There is a way for Democrats to pass health care reform without Republican votes. If a compromise fails to emerge by September, the House Leadership is pushing for a legislative process that would allow passage with simple majorities in both chambers. This would be accomplished through a process called “budget reconciliation.” Under the reconciliation rules, filibusters are not permitted enabling the Senate to move legislation forward with a simple majority of 51 votes instead of the 60 needed to end a filibuster. Democrats currently hold 58 seats in the Senate (including those of two independents who caucus with them) with one more likely to arrive from Minnesota. (Filibusters don’t exist in the House, making passage by majority vote the norm in that chamber).

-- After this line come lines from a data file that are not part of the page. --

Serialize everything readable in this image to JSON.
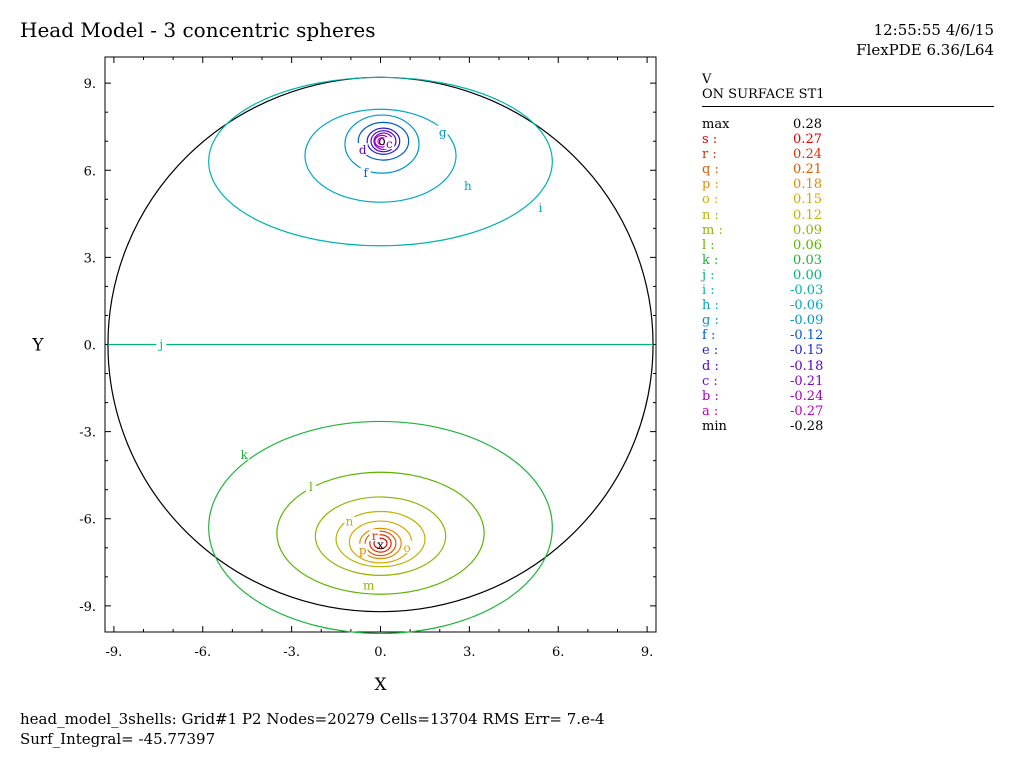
{
  "header": {
    "title": "Head Model - 3 concentric spheres",
    "time": "12:55:55 4/6/15",
    "version": "FlexPDE 6.36/L64"
  },
  "footer": {
    "line1": "head_model_3shells:  Grid#1  P2  Nodes=20279 Cells=13704 RMS Err= 7.e-4",
    "line2": "Surf_Integral= -45.77397"
  },
  "legend": {
    "variable": "V",
    "surface": "ON SURFACE ST1",
    "rows": [
      {
        "label": "max",
        "value": "0.28",
        "color": "#000000"
      },
      {
        "label": "s :",
        "value": "0.27",
        "color": "#e00000"
      },
      {
        "label": "r :",
        "value": "0.24",
        "color": "#e02c00"
      },
      {
        "label": "q :",
        "value": "0.21",
        "color": "#e05a00"
      },
      {
        "label": "p :",
        "value": "0.18",
        "color": "#e08c00"
      },
      {
        "label": "o :",
        "value": "0.15",
        "color": "#d4aa00"
      },
      {
        "label": "n :",
        "value": "0.12",
        "color": "#b8b800"
      },
      {
        "label": "m :",
        "value": "0.09",
        "color": "#96b400"
      },
      {
        "label": "l :",
        "value": "0.06",
        "color": "#5cb400"
      },
      {
        "label": "k :",
        "value": "0.03",
        "color": "#1eb43c"
      },
      {
        "label": "j :",
        "value": "0.00",
        "color": "#00b478"
      },
      {
        "label": "i :",
        "value": "-0.03",
        "color": "#00b4a8"
      },
      {
        "label": "h :",
        "value": "-0.06",
        "color": "#00a8c0"
      },
      {
        "label": "g :",
        "value": "-0.09",
        "color": "#0096c8"
      },
      {
        "label": "f :",
        "value": "-0.12",
        "color": "#005ad2"
      },
      {
        "label": "e :",
        "value": "-0.15",
        "color": "#1e1ed2"
      },
      {
        "label": "d :",
        "value": "-0.18",
        "color": "#5a00c8"
      },
      {
        "label": "c :",
        "value": "-0.21",
        "color": "#8200c8"
      },
      {
        "label": "b :",
        "value": "-0.24",
        "color": "#a000b4"
      },
      {
        "label": "a :",
        "value": "-0.27",
        "color": "#be00be"
      },
      {
        "label": "min",
        "value": "-0.28",
        "color": "#000000"
      }
    ]
  },
  "chart_data": {
    "type": "contour",
    "xlabel": "X",
    "ylabel": "Y",
    "xlim": [
      -9.3,
      9.3
    ],
    "ylim": [
      -9.9,
      9.9
    ],
    "xticks": [
      -9,
      -6,
      -3,
      0,
      3,
      6,
      9
    ],
    "xtick_labels": [
      "-9.",
      "-6.",
      "-3.",
      "0.",
      "3.",
      "6.",
      "9."
    ],
    "yticks": [
      9,
      6,
      3,
      0,
      -3,
      -6,
      -9
    ],
    "ytick_labels": [
      "9.",
      "6.",
      "3.",
      "0.",
      "-3.",
      "-6.",
      "-9."
    ],
    "boundary": {
      "shape": "circle",
      "cx": 0,
      "cy": 0,
      "r": 9.2,
      "color": "#000000"
    },
    "contours": [
      {
        "level": "j",
        "value": 0.0,
        "type": "line",
        "x1": -9.2,
        "x2": 9.2,
        "y": 0
      },
      {
        "level": "i",
        "value": -0.03,
        "cx": 0.0,
        "cy": 6.3,
        "rx": 5.8,
        "ry": 2.9
      },
      {
        "level": "h",
        "value": -0.06,
        "cx": 0.0,
        "cy": 6.5,
        "rx": 2.55,
        "ry": 1.6
      },
      {
        "level": "g",
        "value": -0.09,
        "cx": 0.05,
        "cy": 6.9,
        "rx": 1.25,
        "ry": 1.0
      },
      {
        "level": "f",
        "value": -0.12,
        "cx": 0.1,
        "cy": 7.0,
        "rx": 0.85,
        "ry": 0.65
      },
      {
        "level": "e",
        "value": -0.15,
        "cx": 0.1,
        "cy": 7.0,
        "rx": 0.55,
        "ry": 0.45
      },
      {
        "level": "d",
        "value": -0.18,
        "cx": 0.1,
        "cy": 7.0,
        "rx": 0.42,
        "ry": 0.36
      },
      {
        "level": "c",
        "value": -0.21,
        "cx": 0.1,
        "cy": 7.0,
        "rx": 0.32,
        "ry": 0.28
      },
      {
        "level": "b",
        "value": -0.24,
        "cx": 0.05,
        "cy": 7.0,
        "rx": 0.24,
        "ry": 0.2
      },
      {
        "level": "a",
        "value": -0.27,
        "cx": 0.05,
        "cy": 7.0,
        "rx": 0.14,
        "ry": 0.12
      },
      {
        "level": "k",
        "value": 0.03,
        "cx": 0.0,
        "cy": -6.3,
        "rx": 5.8,
        "ry": 3.65
      },
      {
        "level": "l",
        "value": 0.06,
        "cx": 0.0,
        "cy": -6.5,
        "rx": 3.5,
        "ry": 2.1
      },
      {
        "level": "m",
        "value": 0.09,
        "cx": 0.0,
        "cy": -6.6,
        "rx": 2.2,
        "ry": 1.35
      },
      {
        "level": "n",
        "value": 0.12,
        "cx": 0.0,
        "cy": -6.7,
        "rx": 1.5,
        "ry": 0.95
      },
      {
        "level": "o",
        "value": 0.15,
        "cx": 0.0,
        "cy": -6.8,
        "rx": 1.05,
        "ry": 0.72
      },
      {
        "level": "p",
        "value": 0.18,
        "cx": 0.0,
        "cy": -6.85,
        "rx": 0.7,
        "ry": 0.52
      },
      {
        "level": "q",
        "value": 0.21,
        "cx": 0.0,
        "cy": -6.85,
        "rx": 0.52,
        "ry": 0.42
      },
      {
        "level": "r",
        "value": 0.24,
        "cx": 0.0,
        "cy": -6.85,
        "rx": 0.36,
        "ry": 0.3
      },
      {
        "level": "s",
        "value": 0.27,
        "cx": 0.0,
        "cy": -6.85,
        "rx": 0.22,
        "ry": 0.18
      }
    ],
    "contour_labels": [
      {
        "text": "j",
        "x": -7.4,
        "y": 0.0
      },
      {
        "text": "i",
        "x": 5.4,
        "y": 4.7
      },
      {
        "text": "h",
        "x": 2.95,
        "y": 5.45
      },
      {
        "text": "g",
        "x": 2.1,
        "y": 7.3
      },
      {
        "text": "f",
        "x": -0.5,
        "y": 5.9
      },
      {
        "text": "d",
        "x": -0.6,
        "y": 6.7
      },
      {
        "text": "c",
        "x": 0.3,
        "y": 6.9
      },
      {
        "text": "k",
        "x": -4.6,
        "y": -3.8
      },
      {
        "text": "l",
        "x": -2.35,
        "y": -4.9
      },
      {
        "text": "n",
        "x": -1.05,
        "y": -6.1
      },
      {
        "text": "o",
        "x": 0.9,
        "y": -7.0
      },
      {
        "text": "p",
        "x": -0.6,
        "y": -7.1
      },
      {
        "text": "m",
        "x": -0.4,
        "y": -8.3
      },
      {
        "text": "r",
        "x": -0.2,
        "y": -6.6
      }
    ],
    "markers": [
      {
        "text": "o",
        "x": 0.05,
        "y": 7.0,
        "color": "#000000"
      },
      {
        "text": "x",
        "x": 0.0,
        "y": -6.9,
        "color": "#000000"
      }
    ]
  }
}
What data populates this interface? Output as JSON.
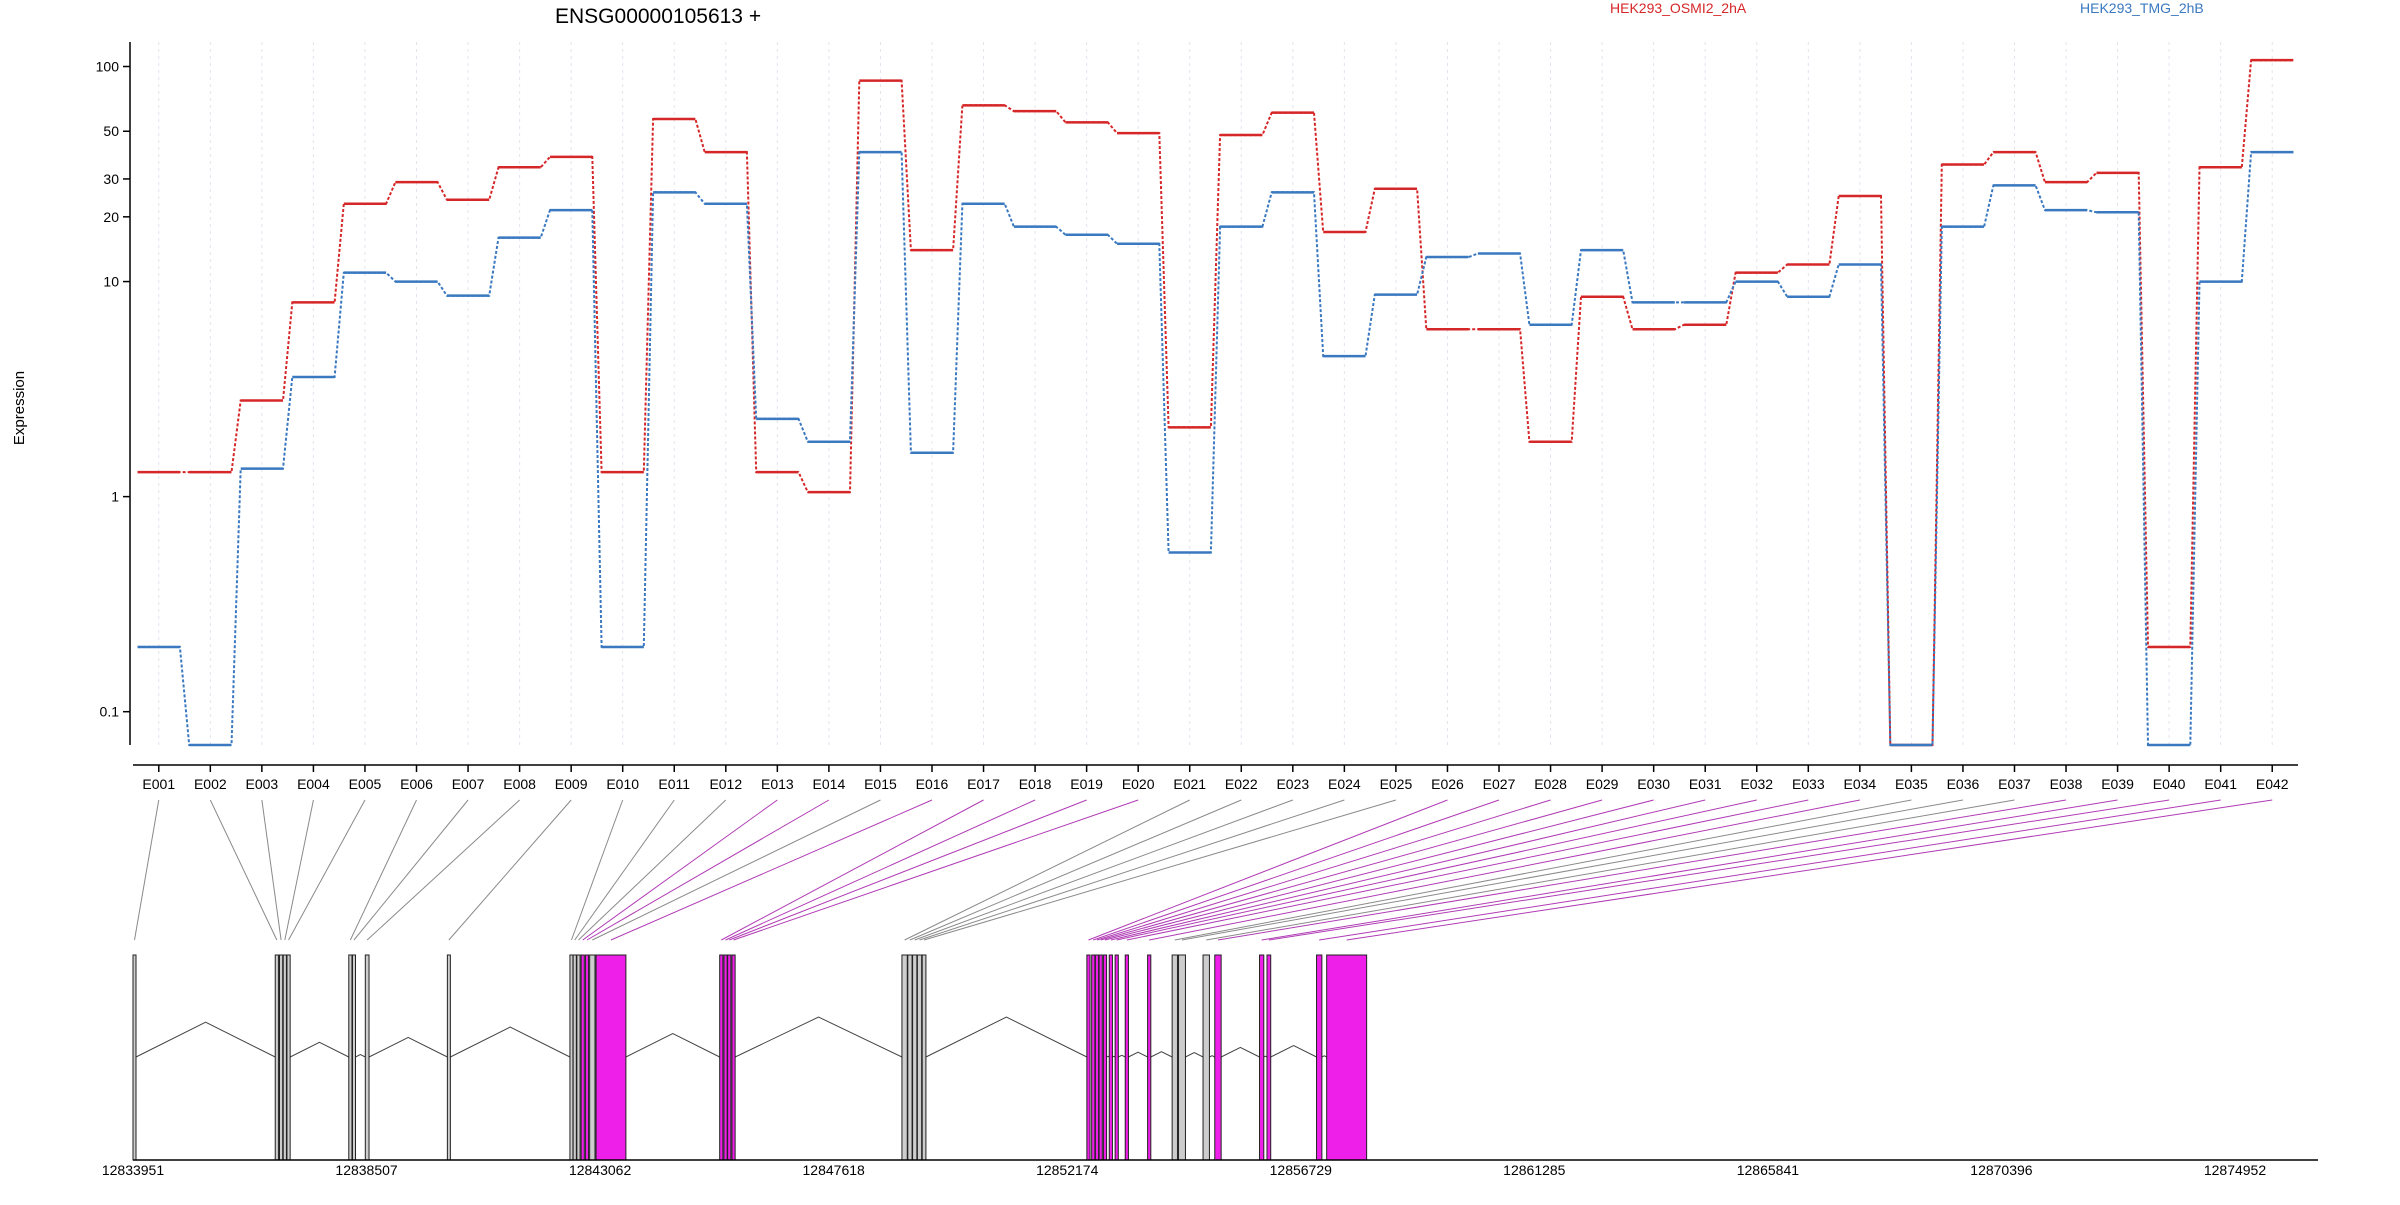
{
  "chart_data": {
    "type": "line",
    "title": "ENSG00000105613 +",
    "ylabel": "Expression",
    "y_scale": "log",
    "ylim": [
      0.07,
      130
    ],
    "y_ticks": [
      {
        "label": "0.1",
        "value": 0.1
      },
      {
        "label": "1",
        "value": 1
      },
      {
        "label": "10",
        "value": 10
      },
      {
        "label": "20",
        "value": 20
      },
      {
        "label": "30",
        "value": 30
      },
      {
        "label": "50",
        "value": 50
      },
      {
        "label": "100",
        "value": 100
      }
    ],
    "categories": [
      "E001",
      "E002",
      "E003",
      "E004",
      "E005",
      "E006",
      "E007",
      "E008",
      "E009",
      "E010",
      "E011",
      "E012",
      "E013",
      "E014",
      "E015",
      "E016",
      "E017",
      "E018",
      "E019",
      "E020",
      "E021",
      "E022",
      "E023",
      "E024",
      "E025",
      "E026",
      "E027",
      "E028",
      "E029",
      "E030",
      "E031",
      "E032",
      "E033",
      "E034",
      "E035",
      "E036",
      "E037",
      "E038",
      "E039",
      "E040",
      "E041",
      "E042"
    ],
    "series": [
      {
        "name": "HEK293_OSMI2_2hA",
        "color": "#d62728",
        "values": [
          1.3,
          1.3,
          2.8,
          8.0,
          23.0,
          29.0,
          24.0,
          34.0,
          38.0,
          1.3,
          57.0,
          40.0,
          1.3,
          1.05,
          86.0,
          14.0,
          66.0,
          62.0,
          55.0,
          49.0,
          2.1,
          48.0,
          61.0,
          17.0,
          27.0,
          6.0,
          6.0,
          1.8,
          8.5,
          6.0,
          6.3,
          11.0,
          12.0,
          25.0,
          0.07,
          35.0,
          40.0,
          29.0,
          32.0,
          0.2,
          34.0,
          107.0
        ]
      },
      {
        "name": "HEK293_TMG_2hB",
        "color": "#3a78c0",
        "values": [
          0.2,
          0.07,
          1.35,
          3.6,
          11.0,
          10.0,
          8.6,
          16.0,
          21.5,
          0.2,
          26.0,
          23.0,
          2.3,
          1.8,
          40.0,
          1.6,
          23.0,
          18.0,
          16.5,
          15.0,
          0.55,
          18.0,
          26.0,
          4.5,
          8.7,
          13.0,
          13.5,
          6.3,
          14.0,
          8.0,
          8.0,
          10.0,
          8.5,
          12.0,
          0.07,
          18.0,
          28.0,
          21.5,
          21.0,
          0.07,
          10.0,
          40.0
        ]
      }
    ],
    "exons": [
      {
        "id": "E001",
        "start": 12833951,
        "end": 12833990,
        "type": "gray"
      },
      {
        "id": "E002",
        "start": 12836620,
        "end": 12836680,
        "type": "gray"
      },
      {
        "id": "E003",
        "start": 12836700,
        "end": 12836760,
        "type": "gray"
      },
      {
        "id": "E004",
        "start": 12836770,
        "end": 12836830,
        "type": "gray"
      },
      {
        "id": "E005",
        "start": 12836840,
        "end": 12836900,
        "type": "gray"
      },
      {
        "id": "E006",
        "start": 12838000,
        "end": 12838060,
        "type": "gray"
      },
      {
        "id": "E007",
        "start": 12838070,
        "end": 12838110,
        "type": "gray"
      },
      {
        "id": "E008",
        "start": 12838310,
        "end": 12838380,
        "type": "gray"
      },
      {
        "id": "E009",
        "start": 12839850,
        "end": 12839900,
        "type": "gray"
      },
      {
        "id": "E010",
        "start": 12842150,
        "end": 12842200,
        "type": "gray"
      },
      {
        "id": "E011",
        "start": 12842210,
        "end": 12842270,
        "type": "gray"
      },
      {
        "id": "E012",
        "start": 12842280,
        "end": 12842340,
        "type": "gray"
      },
      {
        "id": "E013",
        "start": 12842360,
        "end": 12842420,
        "type": "magenta"
      },
      {
        "id": "E014",
        "start": 12842440,
        "end": 12842500,
        "type": "magenta"
      },
      {
        "id": "E015",
        "start": 12842520,
        "end": 12842620,
        "type": "gray"
      },
      {
        "id": "E016",
        "start": 12842640,
        "end": 12843200,
        "type": "magenta"
      },
      {
        "id": "E017",
        "start": 12844960,
        "end": 12845020,
        "type": "magenta"
      },
      {
        "id": "E018",
        "start": 12845040,
        "end": 12845100,
        "type": "magenta"
      },
      {
        "id": "E019",
        "start": 12845110,
        "end": 12845170,
        "type": "magenta"
      },
      {
        "id": "E020",
        "start": 12845190,
        "end": 12845250,
        "type": "magenta"
      },
      {
        "id": "E021",
        "start": 12848380,
        "end": 12848480,
        "type": "gray"
      },
      {
        "id": "E022",
        "start": 12848490,
        "end": 12848570,
        "type": "gray"
      },
      {
        "id": "E023",
        "start": 12848580,
        "end": 12848660,
        "type": "gray"
      },
      {
        "id": "E024",
        "start": 12848670,
        "end": 12848750,
        "type": "gray"
      },
      {
        "id": "E025",
        "start": 12848760,
        "end": 12848830,
        "type": "gray"
      },
      {
        "id": "E026",
        "start": 12851850,
        "end": 12851910,
        "type": "magenta"
      },
      {
        "id": "E027",
        "start": 12851940,
        "end": 12852000,
        "type": "magenta"
      },
      {
        "id": "E028",
        "start": 12852010,
        "end": 12852070,
        "type": "magenta"
      },
      {
        "id": "E029",
        "start": 12852080,
        "end": 12852140,
        "type": "magenta"
      },
      {
        "id": "E030",
        "start": 12852160,
        "end": 12852220,
        "type": "magenta"
      },
      {
        "id": "E031",
        "start": 12852270,
        "end": 12852330,
        "type": "magenta"
      },
      {
        "id": "E032",
        "start": 12852380,
        "end": 12852440,
        "type": "magenta"
      },
      {
        "id": "E033",
        "start": 12852570,
        "end": 12852630,
        "type": "magenta"
      },
      {
        "id": "E034",
        "start": 12852990,
        "end": 12853050,
        "type": "magenta"
      },
      {
        "id": "E035",
        "start": 12853450,
        "end": 12853550,
        "type": "gray"
      },
      {
        "id": "E036",
        "start": 12853570,
        "end": 12853700,
        "type": "gray"
      },
      {
        "id": "E037",
        "start": 12854030,
        "end": 12854150,
        "type": "gray"
      },
      {
        "id": "E038",
        "start": 12854250,
        "end": 12854370,
        "type": "magenta"
      },
      {
        "id": "E039",
        "start": 12855090,
        "end": 12855170,
        "type": "magenta"
      },
      {
        "id": "E040",
        "start": 12855230,
        "end": 12855300,
        "type": "magenta"
      },
      {
        "id": "E041",
        "start": 12856160,
        "end": 12856260,
        "type": "magenta"
      },
      {
        "id": "E042",
        "start": 12856350,
        "end": 12857100,
        "type": "magenta"
      }
    ],
    "genomic_ticks": [
      "12833951",
      "12838507",
      "12843062",
      "12847618",
      "12852174",
      "12856729",
      "12861285",
      "12865841",
      "12870396",
      "12874952"
    ],
    "grid": true
  }
}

But Democrats may have a tough time pulling together even 51 votes in the Senate. Senator Evan Bayh announced on MSNBC on Wednesdaythat 16 moderates in the Senate (15 Democrats and one independent who caucuses with the party) have come together to provide a united, centrist voice to issues such as health care reform. As noted in the press release announcing the group’s formation, their goal is “to pursue pragmatic, fiscally sustainable policies across a range of issues, such as deficit containment, health care reform …” and others. With 16 members, this caucus, currently dubbed the “Moderate Dems Working Group” represents more than a quarter of the Democrats serving in the Senate. If even 10 0f these centrists stick together they’ll need to be a part of any deal struck on health care reform.  (A list of the 16 Senators in the group is below).

At the same time there are liberals in Congress who would just assume have government take over the health insurance industry and create a single payer system similar to that in place in Canada and many Western European countries. At the very least they look to a greater role for the government in providing health care coverage to middle class Americans (the government is already the primary insurer for older and low income citizens).  They won’t go quietly along with a solution they feel fails to assure universal and comprehensive  coverage.

What this means is that while health care reform is coming, getting there won’t be easy. But there is a way. President Obama has long talked of the need to focus on core principles and the desired outcome instead of on how we get there. He has even said that his campaign proposal for a federal health insurance exchange (the deal breaker identified by Senator Grassley) is negotiable. As noted in the Newsweek article, the president said at  the White House summit, “If all Americans could be insured at ‘an affordable rate and have choice of doctor, have flexibility in terms of their plans, and do that entirely through market, I’d be happy to do it that way.'”

This is the approach all lawmakers and interest groups — whether liberal, moderate and conservative — need to bring to the table. The health care reform debate will be heated, passionate and difficult. But if all participants focus on the goals, the means of getting there can be found.  Given the need, it better be.

***************

The 16 members of the Moderate Dems Working Group (who, hopefully, will work on coming up with a better name) are:

  • Evan Bayh (Indiana) – co-chair
  • Mark Begich (Alaska)
  • Michael Bennet (Colorado)
  • Tom Carper (Delaware) – co-chiar and a member of the Senate Finance Committee*
  • Kay Hagan (North Carolina) — a member of the Senate H.E.L.P. Committee*
  • Herb Kohl (Wisconsin)
  • Mary Landrieu (Louisiana)
  • Joe Lieberman (Connecticut)
  • Blanche Lincoln (Arkansas) – co-chair and a member of the Senate Finance Committee*
  • Clare McCaskill (Missouri)
  • Ben Nelson (Nebraska)
  • Bill Nelson (Florida) — a member of the Senate Finance Committee*
  • Mark Pryor (Arkansas)
  • Jeanne Shaheen (New Hampshire)
  • Mark Udall (Colorado)
  • Mark Warner (Virginia)

* The Senate Finance Committee and the Senate Health, Education, Labor, and Pensions (H.E.L.P.) Committee have primary jurisdiction over health care reform legislation.